Would Jaffar al-Sadr be unexpected next Premier?

jos_jaffar_al_sadr Political sources expected possibility of nominating Islmic Dawa Party leader, Jaffar al-Sadr for the Premier post of Iraq to be the unexpected figure highlighted by foreign diplomatic personalities.” According to the Shiite News, Jaffar al-Sadr is the son of the Higer religious authority Shaheed Ayatullah Syed Mohammed Baqir al-Sadr who was executed by the former Military dictator Saddam Hussain on April, 9, 1980. Jaffar is a Youngman in the forties of age and a candidate within the State of Law’s Coalition headed by the Iraqi Prime Minister Nouri al-Maliki, who is also the leader of Islamic Dawa Party. Some politicians and diplomatic figures expected to nominate Jaffar al-Sadr to replace Nouri al-Maliki in case some blocs rejected nominating Maliki for another term.  Sadr trend Political party led by Noted Iraqi Cleric Syed Muqtada al-Sadr also against the nomination of Iraqi Prime Minister Nour al-Malkik for another term.
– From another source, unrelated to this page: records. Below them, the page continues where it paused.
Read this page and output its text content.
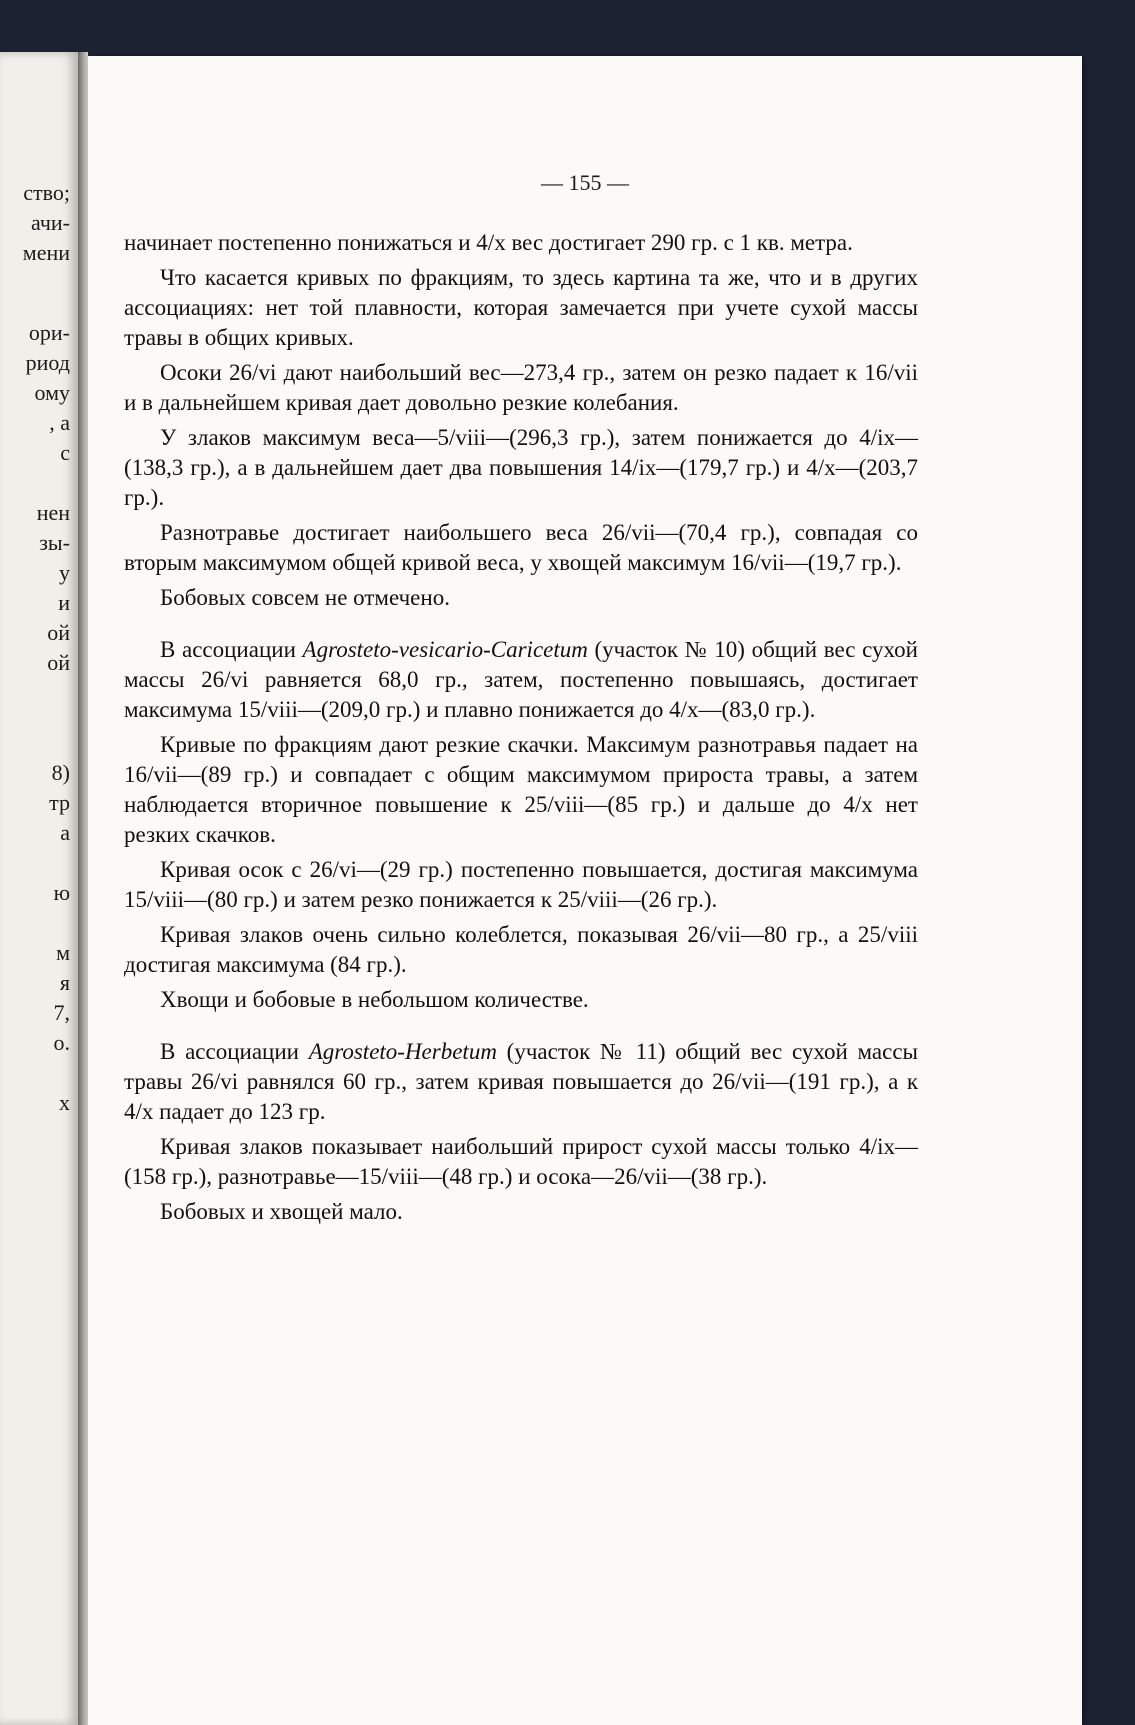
ство;
ачи-
мени
ори-
риод
ому
, а
с
нен
зы-
у
и
ой
ой
8)
тр
а
ю
м
я
7,
о.
х
— 155 —

начинает постепенно понижаться и 4/x вес достигает 290 гр. с 1 кв. метра.

Что касается кривых по фракциям, то здесь картина та же, что и в других ассоциациях: нет той плавности, которая замечается при учете сухой массы травы в общих кривых.

Осоки 26/vi дают наибольший вес—273,4 гр., затем он резко падает к 16/vii и в дальнейшем кривая дает довольно резкие колебания.

У злаков максимум веса—5/viii—(296,3 гр.), затем понижается до 4/ix—(138,3 гр.), а в дальнейшем дает два повышения 14/ix—(179,7 гр.) и 4/x—(203,7 гр.).

Разнотравье достигает наибольшего веса 26/vii—(70,4 гр.), совпадая со вторым максимумом общей кривой веса, у хвощей максимум 16/vii—(19,7 гр.).

Бобовых совсем не отмечено.

В ассоциации Agrosteto-vesicario-Caricetum (участок № 10) общий вес сухой массы 26/vi равняется 68,0 гр., затем, постепенно повышаясь, достигает максимума 15/viii—(209,0 гр.) и плавно понижается до 4/x—(83,0 гр.).

Кривые по фракциям дают резкие скачки. Максимум разнотравья падает на 16/vii—(89 гр.) и совпадает с общим максимумом прироста травы, а затем наблюдается вторичное повышение к 25/viii—(85 гр.) и дальше до 4/x нет резких скачков.

Кривая осок с 26/vi—(29 гр.) постепенно повышается, достигая максимума 15/viii—(80 гр.) и затем резко понижается к 25/viii—(26 гр.).

Кривая злаков очень сильно колеблется, показывая 26/vii—80 гр., а 25/viii достигая максимума (84 гр.).

Хвощи и бобовые в небольшом количестве.

В ассоциации Agrosteto-Herbetum (участок № 11) общий вес сухой массы травы 26/vi равнялся 60 гр., затем кривая повышается до 26/vii—(191 гр.), а к 4/x падает до 123 гр.

Кривая злаков показывает наибольший прирост сухой массы только 4/ix—(158 гр.), разнотравье—15/viii—(48 гр.) и осока—26/vii—(38 гр.).

Бобовых и хвощей мало.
The State of Law Coalition (SLC) denied these reports when the spokesperson of the SLC Hasan al-Sineid stated “The SLC adheres to nominate Maliki for the Prime Minister post.” Some politicians believe that Jaffar al-Sadr represent a compromise since the Iraqi National Alliance and the some other groups do not wish to nominate Maliki for another term due his style of ruling. Jaffar finished his higher religious education and then turned to study law to get the M.A. in international law. Later, he decided to leave his religious fashion and wear the modern suit, and stated several times that he wishes to “establish a modern civil state in Iraq.” It is expected that “Regional pressure would be practiced on political blocs to form the cabinet as soon as possible, because delay will result in a political void that would negatively affect the citizens.” However, Early results from Iraq’s parliamentary elections show State of Law Coalition led by Iraqi Prime Minister Nouri al-Maliki in the lead. Local officials said Maliki’s political bloc was so far leading in nine of Iraq’s 18 provinces. Official final results are not due until the end of March and, after that, it is likely to take months before a new government is formed as no political bloc is set to emerge dominant from the vote.